Limited Liability Companies (SRLs) continued to dominate the business landscape with 9,582 registrations , followed by Individual Enterprises (PFAs) with 5,068 registrations .
Business Ecosystem Health Assessment
The Romanian business ecosystem shows signs of healthy dynamism despite the high churn rate. The positive net growth of 2,516 businesses and health ratio of 1.2 indicate that new business formation continues to outpace exits. The decrease in suspensions and deregistrations year-over-year suggests improved business conditions or more efficient regulatory processes.
However, the increase in dissolutions warrants monitoring, as it may indicate businesses facing structural challenges or owners choosing formal closure over temporary suspension. The concentration of exits in major urban centers like Bucharest reflects both the density of business activity and potentially higher competitive pressures in these markets.

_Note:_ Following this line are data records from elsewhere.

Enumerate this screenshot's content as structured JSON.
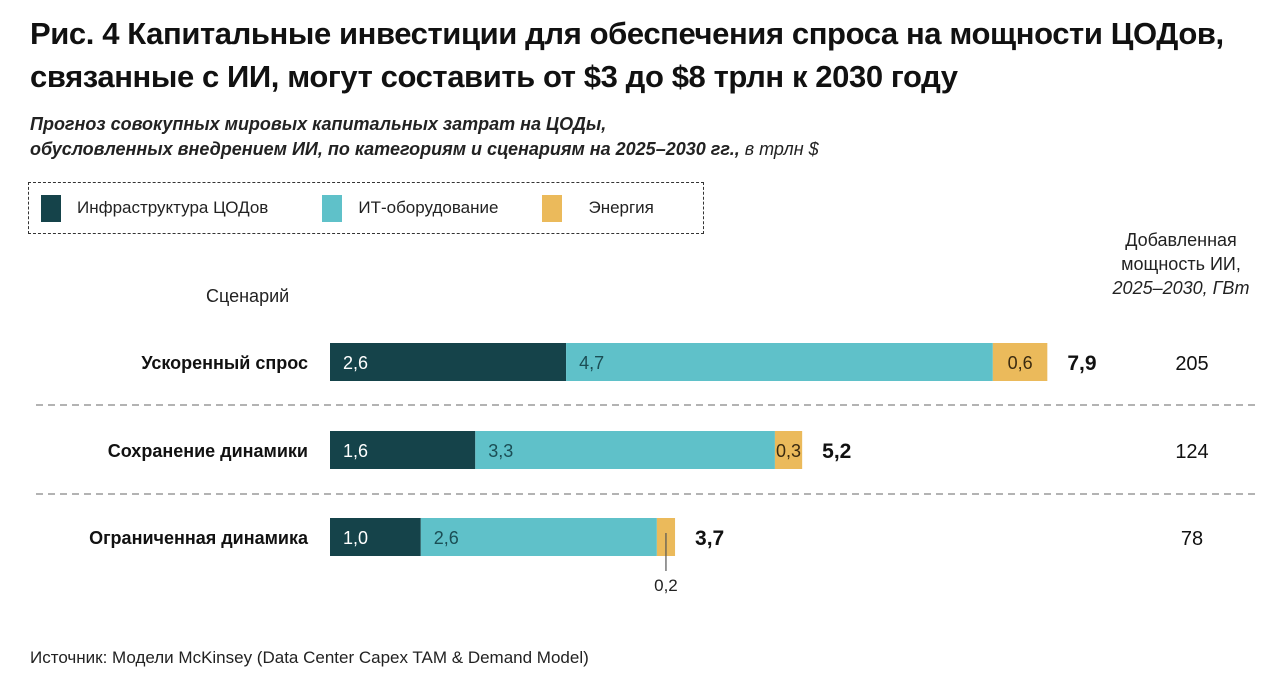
{
  "title": "Рис. 4 Капитальные инвестиции для обеспечения спроса на мощности ЦОДов, связанные с ИИ, могут составить от $3 до $8 трлн к 2030 году",
  "subtitle": {
    "line1": "Прогноз совокупных мировых капитальных затрат на ЦОДы,",
    "line2": "обусловленных внедрением ИИ, по категориям и сценариям на 2025–2030 гг.,",
    "unit": " в трлн $"
  },
  "scenario_header": "Сценарий",
  "capacity_header": {
    "line1": "Добавленная",
    "line2": "мощность ИИ,",
    "line3": "2025–2030, ГВт"
  },
  "source": "Источник: Модели McKinsey (Data Center Capex TAM & Demand Model)",
  "chart_data": {
    "type": "bar",
    "orientation": "horizontal",
    "stacked": true,
    "title": "Рис. 4 Капитальные инвестиции для обеспечения спроса на мощности ЦОДов, связанные с ИИ, могут составить от $3 до $8 трлн к 2030 году",
    "subtitle": "Прогноз совокупных мировых капитальных затрат на ЦОДы, обусловленных внедрением ИИ, по категориям и сценариям на 2025–2030 гг., в трлн $",
    "xlabel": "",
    "ylabel": "Сценарий",
    "xlim": [
      0,
      7.9
    ],
    "grid": false,
    "legend_position": "top-left",
    "categories": [
      "Ускоренный спрос",
      "Сохранение динамики",
      "Ограниченная динамика"
    ],
    "series": [
      {
        "name": "Инфраструктура ЦОДов",
        "color": "#15434a",
        "label_color": "#ffffff",
        "values": [
          2.6,
          1.6,
          1.0
        ],
        "labels": [
          "2,6",
          "1,6",
          "1,0"
        ]
      },
      {
        "name": "ИТ-оборудование",
        "color": "#5fc1c9",
        "label_color": "#1b4e55",
        "values": [
          4.7,
          3.3,
          2.6
        ],
        "labels": [
          "4,7",
          "3,3",
          "2,6"
        ]
      },
      {
        "name": "Энергия",
        "color": "#ebba5b",
        "label_color": "#3a2a10",
        "values": [
          0.6,
          0.3,
          0.2
        ],
        "labels": [
          "0,6",
          "0,3",
          "0,2"
        ]
      }
    ],
    "totals": [
      7.9,
      5.2,
      3.7
    ],
    "total_labels": [
      "7,9",
      "5,2",
      "3,7"
    ],
    "added_capacity_gw": [
      205,
      124,
      78
    ],
    "added_capacity_labels": [
      "205",
      "124",
      "78"
    ],
    "annotations": [
      {
        "category": "Ограниченная динамика",
        "series": "Энергия",
        "text": "0,2",
        "placement": "below-with-leader"
      }
    ]
  }
}
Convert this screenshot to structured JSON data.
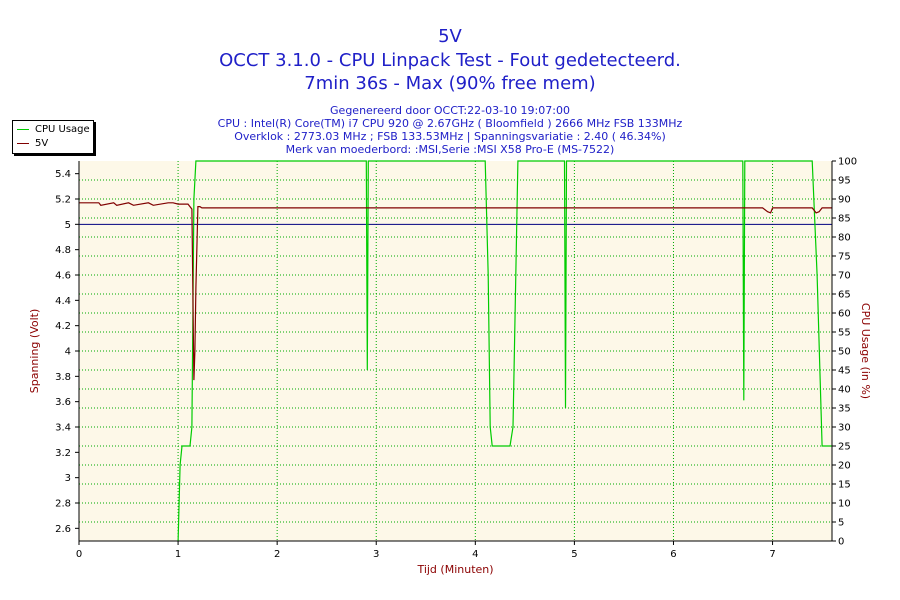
{
  "titles": {
    "line1": "5V",
    "line2": "OCCT 3.1.0 - CPU Linpack Test - Fout gedetecteerd.",
    "line3": "7min 36s - Max (90% free mem)"
  },
  "info": {
    "line1": "Gegenereerd door OCCT:22-03-10 19:07:00",
    "line2": "CPU : Intel(R) Core(TM) i7 CPU 920 @ 2.67GHz ( Bloomfield ) 2666 MHz FSB 133MHz",
    "line3": "Overklok : 2773.03 MHz ; FSB 133.53MHz | Spanningsvariatie : 2.40 ( 46.34%)",
    "line4": "Merk van moederbord: :MSI,Serie :MSI X58 Pro-E (MS-7522)"
  },
  "legend": {
    "items": [
      {
        "label": "CPU Usage",
        "color": "#00cc00"
      },
      {
        "label": "5V",
        "color": "#800000"
      }
    ]
  },
  "colors": {
    "plot_bg": "#fdf8e8",
    "grid": "#00aa00",
    "reference_line": "#000080",
    "title": "#2020c8",
    "left_axis_label": "#8b0000",
    "right_axis_label": "#8b0000"
  },
  "chart_data": {
    "type": "line",
    "xlabel": "Tijd (Minuten)",
    "ylabel_left": "Spanning (Volt)",
    "ylabel_right": "CPU Usage (in %)",
    "xlim": [
      0,
      7.6
    ],
    "ylim_left": [
      2.5,
      5.5
    ],
    "ylim_right": [
      0,
      100
    ],
    "x_ticks": [
      0,
      1,
      2,
      3,
      4,
      5,
      6,
      7
    ],
    "y_ticks_left": [
      2.6,
      2.8,
      3,
      3.2,
      3.4,
      3.6,
      3.8,
      4,
      4.2,
      4.4,
      4.6,
      4.8,
      5,
      5.2,
      5.4
    ],
    "y_ticks_right": [
      0,
      5,
      10,
      15,
      20,
      25,
      30,
      35,
      40,
      45,
      50,
      55,
      60,
      65,
      70,
      75,
      80,
      85,
      90,
      95,
      100
    ],
    "grid": true,
    "reference_line": 5,
    "series": [
      {
        "name": "CPU Usage",
        "axis": "right",
        "color": "#00cc00",
        "x": [
          1.0,
          1.02,
          1.04,
          1.12,
          1.14,
          1.16,
          1.18,
          2.9,
          2.91,
          2.92,
          2.93,
          4.1,
          4.13,
          4.15,
          4.17,
          4.35,
          4.38,
          4.43,
          4.9,
          4.91,
          4.92,
          4.95,
          6.7,
          6.71,
          6.72,
          6.75,
          7.4,
          7.45,
          7.5,
          7.6
        ],
        "values": [
          0,
          20,
          25,
          25,
          30,
          90,
          100,
          100,
          45,
          100,
          100,
          100,
          70,
          30,
          25,
          25,
          30,
          100,
          100,
          35,
          100,
          100,
          100,
          37,
          100,
          100,
          100,
          70,
          25,
          25
        ]
      },
      {
        "name": "5V",
        "axis": "left",
        "color": "#800000",
        "x": [
          0,
          0.2,
          0.22,
          0.35,
          0.38,
          0.5,
          0.55,
          0.7,
          0.75,
          0.9,
          0.95,
          1.0,
          1.1,
          1.14,
          1.16,
          1.17,
          1.18,
          1.2,
          1.22,
          1.24,
          1.3,
          6.9,
          6.95,
          6.98,
          7.0,
          7.4,
          7.44,
          7.47,
          7.5,
          7.6
        ],
        "values": [
          5.17,
          5.17,
          5.15,
          5.17,
          5.15,
          5.17,
          5.15,
          5.17,
          5.15,
          5.17,
          5.17,
          5.16,
          5.16,
          5.12,
          3.77,
          4.0,
          4.5,
          5.14,
          5.14,
          5.13,
          5.13,
          5.13,
          5.1,
          5.09,
          5.13,
          5.13,
          5.09,
          5.1,
          5.13,
          5.13
        ]
      }
    ]
  }
}
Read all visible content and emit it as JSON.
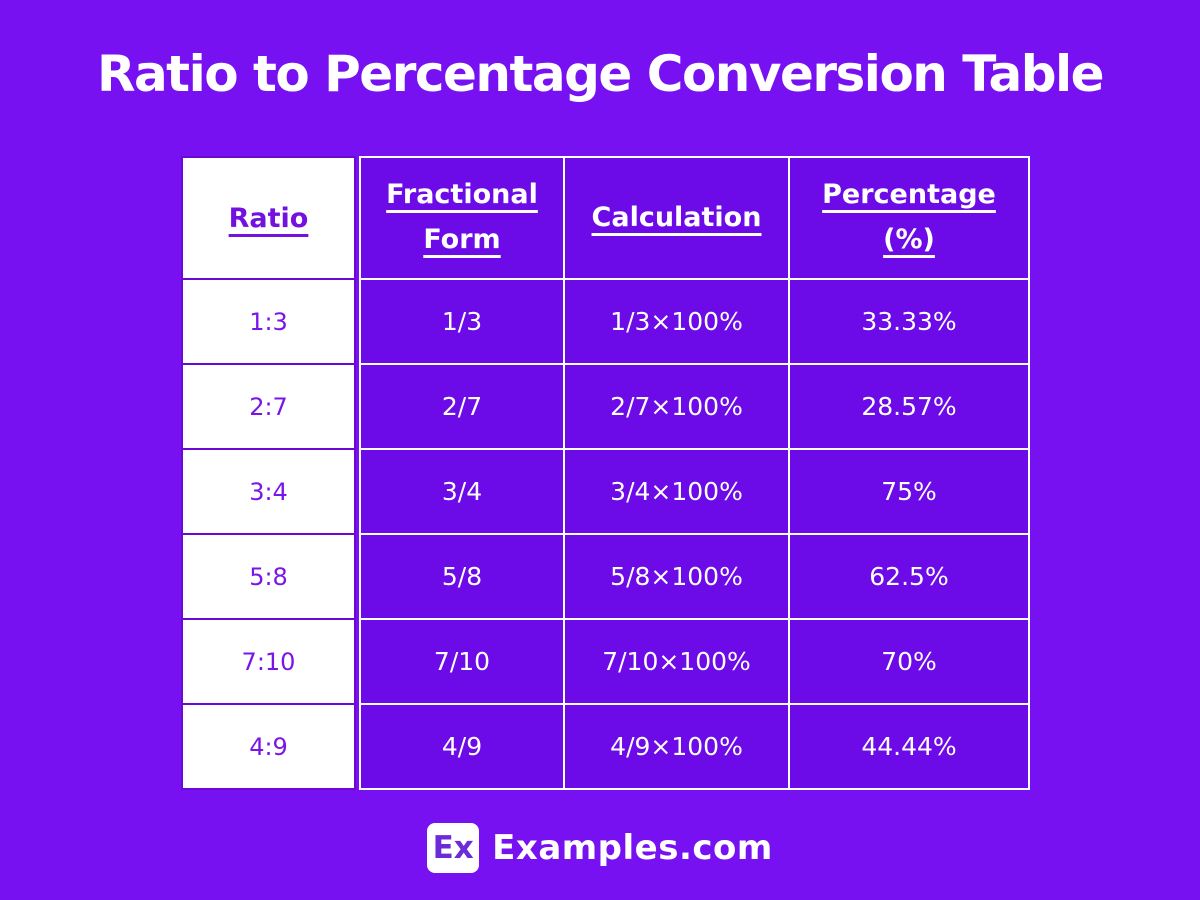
{
  "title": "Ratio to Percentage Conversion Table",
  "chart_data": {
    "type": "table",
    "title": "Ratio to Percentage Conversion Table",
    "columns": [
      "Ratio",
      "Fractional Form",
      "Calculation",
      "Percentage (%)"
    ],
    "rows": [
      [
        "1:3",
        "1/3",
        "1/3×100%",
        "33.33%"
      ],
      [
        "2:7",
        "2/7",
        "2/7×100%",
        "28.57%"
      ],
      [
        "3:4",
        "3/4",
        "3/4×100%",
        "75%"
      ],
      [
        "5:8",
        "5/8",
        "5/8×100%",
        "62.5%"
      ],
      [
        "7:10",
        "7/10",
        "7/10×100%",
        "70%"
      ],
      [
        "4:9",
        "4/9",
        "4/9×100%",
        "44.44%"
      ]
    ]
  },
  "footer": {
    "logo_text": "Ex",
    "brand": "Examples.com"
  },
  "colors": {
    "page_background": "#7711F2",
    "cell_background": "#6D0BE8",
    "white_cell_divider": "#6C07D6",
    "accent_text_purple": "#7A15E8",
    "logo_text_purple": "#6C2BD9",
    "text_white": "#FFFFFF"
  }
}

The sectoral analysis reveals a shift toward production and logistics-oriented businesses, with manufacturing and transport showing exceptional growth. This may indicate broader economic trends toward industrial development and supply chain optimization.
Overall, while the business churn rate remains high at 83.28%, the ecosystem demonstrates resilience through continued net positive growth and a balanced health ratio. The data suggests a dynamic business environment where creative destruction operates alongside steady new business formation, characteristic of a maturing market economy.